Keep Bad ASR Out of My New Dumb Car
I need to buy a new car soon, since my current car costs more and more to keep running. This is an important purchase for two reasons: First, I enjoy driving; second, other drivers are trying to kill me.
I drive a mid-engine two-seat convertible with a Lotus engine on a Lotus frame, with a top speed of 55 miles per hour—in second gear. For those of you who don't use a manual transmission—only 7 percent of cars in the United States are sold with them now—this means when you stomp on the accelerator, the car responds. Quickly.

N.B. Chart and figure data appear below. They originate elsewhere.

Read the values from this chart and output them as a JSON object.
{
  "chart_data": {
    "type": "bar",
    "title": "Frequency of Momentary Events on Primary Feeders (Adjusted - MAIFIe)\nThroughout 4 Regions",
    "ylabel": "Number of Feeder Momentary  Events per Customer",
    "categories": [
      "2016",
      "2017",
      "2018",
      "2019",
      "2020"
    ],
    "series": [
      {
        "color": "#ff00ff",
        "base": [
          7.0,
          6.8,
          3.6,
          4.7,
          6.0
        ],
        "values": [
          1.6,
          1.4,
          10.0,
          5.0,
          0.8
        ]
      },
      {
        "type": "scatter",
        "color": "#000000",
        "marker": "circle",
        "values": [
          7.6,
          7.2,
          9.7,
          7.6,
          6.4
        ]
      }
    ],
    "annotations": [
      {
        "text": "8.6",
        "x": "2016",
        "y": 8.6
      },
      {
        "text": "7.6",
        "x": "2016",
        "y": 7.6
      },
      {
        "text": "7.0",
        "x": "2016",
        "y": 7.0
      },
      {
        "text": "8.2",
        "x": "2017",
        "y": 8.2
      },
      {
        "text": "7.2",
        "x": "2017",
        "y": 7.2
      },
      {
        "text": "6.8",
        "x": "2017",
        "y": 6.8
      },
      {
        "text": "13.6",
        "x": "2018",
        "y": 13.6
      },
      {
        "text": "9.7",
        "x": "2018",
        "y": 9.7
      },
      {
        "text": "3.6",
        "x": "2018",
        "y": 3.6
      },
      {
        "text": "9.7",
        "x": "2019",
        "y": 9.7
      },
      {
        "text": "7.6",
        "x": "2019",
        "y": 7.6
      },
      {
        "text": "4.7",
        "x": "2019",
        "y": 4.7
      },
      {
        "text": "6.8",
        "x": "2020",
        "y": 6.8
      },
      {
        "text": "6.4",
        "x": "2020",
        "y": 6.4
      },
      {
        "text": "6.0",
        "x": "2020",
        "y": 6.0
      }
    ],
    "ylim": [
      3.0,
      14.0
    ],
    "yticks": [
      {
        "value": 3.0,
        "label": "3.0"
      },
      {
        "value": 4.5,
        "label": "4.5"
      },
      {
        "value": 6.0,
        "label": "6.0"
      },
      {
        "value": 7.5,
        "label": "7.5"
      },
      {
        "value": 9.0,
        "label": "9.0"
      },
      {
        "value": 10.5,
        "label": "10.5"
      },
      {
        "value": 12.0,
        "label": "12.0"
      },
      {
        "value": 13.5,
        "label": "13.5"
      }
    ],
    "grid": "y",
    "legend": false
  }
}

But driving a sports car can get me out of trouble. I recall a recent encounter with a driver whose couch dropped off a trailer. The furniture was sitting in the middle lane—my lane—of a three-lane highway, just as I came around a curve, traveling over 70 miles per hour. I was able to maneuver around it with ease.
Why buy a car now? In part to shop in advance of a need so there won't be time pressure when my present car gives up the ghost. But also because I want to find a nice dumb car.
For example, my car used to have Daytime Running Lights. This "safety" innovation sounds like a good idea to a city slicker—clearly someone who's never almost not hit a deer when it froze in the middle of the road because of oncoming headlights. This feature keeps your car's lights on no matter what. I disabled them on my current car. Will a new car let me?
I also dread the collision avoidance feature: sensors and automated braking systems to avoid obstacles. Would collision avoidance have applied the brakes when I encountered the couch? What about the time a car spun out of control into my lane from two lanes over—could I have accelerated into the next lane and out of the way?
Looking down the road, I will not ride in a self-driving car for at least five years after commercial release, and never for a month after any major software update. I can just imagine the bug reports: "If you make a left-hand turn onto a street that has a name that begins with a consonant on the last day of month with an odd number of days, then if you make a right-hand turn the next day onto a street with a name that begins with a vowel...".
As for the user interface, I want a dumb one of those, too. My sister's hybrid-electric car has a touchscreen interface that, each and every time she starts the vehicle, demands that she read a warning and agree to the terms. How she manages not to drive her fist through the screen is beyond me. Lawyers dictate the user interface?
Car manufacturers don't want anyone making changes to software, claiming that copyright protects it. At least for now, the right to tinker with software remains; but the law could change, and I could be stuck with an unmaintainable user interface.
Finally we turn to speech recognition. Late in 2014 the American Automobile Association (AAA) published a study of speech recognition systems in various cars. Now, I'd love to have hands-free control over my radio—it would let me keep my eyes on the road and my hands on the wheel. But according to the AAA, not all speech recognition systems are equal, and some introduce rather heavy cognitive load.
The AAA found that built-in navigation systems with perfect automatic speech recognition (ASR) introduced more distraction than simply talking with a passenger. When ASR is imperfect, the system introduces more distraction still, even more than listening to TTS emails and text messages.
A dedicated button for a single function puts limits on the cognitive load; my car audio, with its multitasking buttons, is dangerously more complex. A single-function button also limits the number of tasks to manage, because you run out of room for buttons.
I hate to say it, but unless the ASR is very good, the more complex user interface that comes with it constitutes an attractive nuisance. I don't want to be tempted to listen or compose emails, fiddle with a screen to learn my exact gas mileage, or do any other nifty thing these systems offer. I want to keep my eyes on the road and watch for the next attempt to kill me.